FIG. 1 is a cross-sectional view showing an outline of a laminated structure of a content adhesion preventing lid material according to the present invention.

  FIG. 1 shows an example of a laminated structure of a content adhesion preventing lid according to the present invention. The lid material includes a base material layer (1) composed of a laminate of a base film layer (2) and a metal foil layer (3), and an outer surface of the base material layer (1) on the metal foil (3) side, A heat sealing layer (5) is provided on the surface facing the inside of the container body when the lid is used via an intermediate resin layer (4). The above laminated structure is the same as that of the conventional lid, and the laminated body including the base material layer (1) and the heat sealing layer (5) will be referred to as a “lid body” here.

  The content adhesion prevention lid material according to the present invention further has an adhesion prevention layer (6) on the outer surface of the heat sealing layer (5) of the lid material body.

  The base film layer (2) is disposed on the front side of the packaging container, and the material thereof is a single layer or composite film such as polyester, polyethylene, polypropylene, polyamide, polycarbonate, polyvinyl chloride, cellulose acetate, cellophane, etc. Or what laminated these films on paper etc. can be illustrated. The base film layer (2) is usually appropriately printed (7) to impart design properties.

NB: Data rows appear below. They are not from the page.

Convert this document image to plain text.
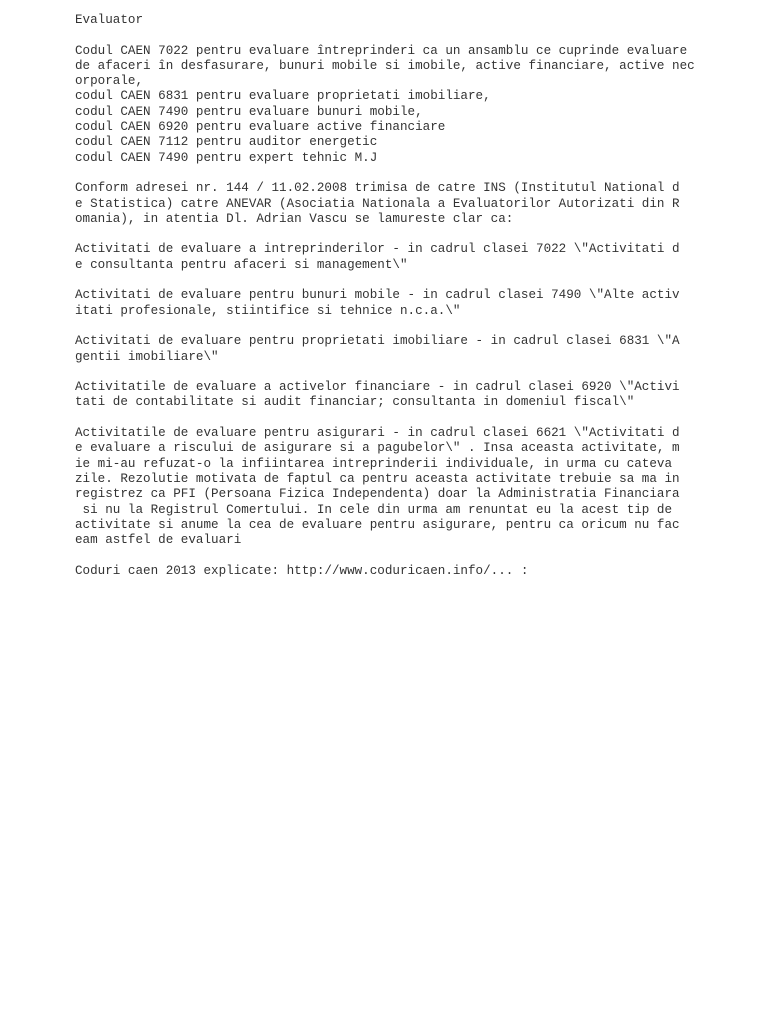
Evaluator
Codul CAEN 7022 pentru evaluare întreprinderi ca un ansamblu ce cuprinde evaluare
de afaceri în desfasurare, bunuri mobile si imobile, active financiare, active nec
orporale,
codul CAEN 6831 pentru evaluare proprietati imobiliare,
codul CAEN 7490 pentru evaluare bunuri mobile,
codul CAEN 6920 pentru evaluare active financiare
codul CAEN 7112 pentru auditor energetic
codul CAEN 7490 pentru expert tehnic M.J
Conform adresei nr. 144 / 11.02.2008 trimisa de catre INS (Institutul National d
e Statistica) catre ANEVAR (Asociatia Nationala a Evaluatorilor Autorizati din R
omania), in atentia Dl. Adrian Vascu se lamureste clar ca:
Activitati de evaluare a intreprinderilor - in cadrul clasei 7022 \"Activitati d
e consultanta pentru afaceri si management\"
Activitati de evaluare pentru bunuri mobile - in cadrul clasei 7490 \"Alte activ
itati profesionale, stiintifice si tehnice n.c.a.\"
Activitati de evaluare pentru proprietati imobiliare - in cadrul clasei 6831 \"A
gentii imobiliare\"
Activitatile de evaluare a activelor financiare - in cadrul clasei 6920 \"Activi
tati de contabilitate si audit financiar; consultanta in domeniul fiscal\"
Activitatile de evaluare pentru asigurari - in cadrul clasei 6621 \"Activitati d
e evaluare a riscului de asigurare si a pagubelor\" . Insa aceasta activitate, m
ie mi-au refuzat-o la infiintarea intreprinderii individuale, in urma cu cateva
zile. Rezolutie motivata de faptul ca pentru aceasta activitate trebuie sa ma in
registrez ca PFI (Persoana Fizica Independenta) doar la Administratia Financiara
si nu la Registrul Comertului. In cele din urma am renuntat eu la acest tip de
activitate si anume la cea de evaluare pentru asigurare, pentru ca oricum nu fac
eam astfel de evaluari
Coduri caen 2013 explicate: http://www.coduricaen.info/... :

  The metal foil layer (3) imparts gas barrier properties, light shielding properties, etc., and aluminum foil is often used. In particular, in the case of a lid for a yogurt container, an aluminum foil having a thickness of about 5 to 50 μm is preferably used in order to satisfy light shielding properties and light weight. Moreover, a general adhesive agent is used for lamination | stacking adhesion | attachment with a base film layer (2).

  In addition, as a base material layer (1), it is also possible to use the metal vapor deposition film which vapor-deposited metals, such as a silica and an alumina, to the base film layer (2), without using a metal foil layer (3). .

  The intermediate resin layer (4) is interposed between the base material layer (1) and the heat sealing layer (5), and imparts a predetermined rigidity and cushioning property at the time of heat sealing to the lid material. Provided as needed. Generally, olefin resin such as polyethylene, polypropylene, ethylene (meth) acrylic acid copolymer, ethylene (meth) acrylic acid ester copolymer, polyamide, polyester, polycarbonate, polyvinyl chloride, etc. having a thickness of 5 to 40 μm Used.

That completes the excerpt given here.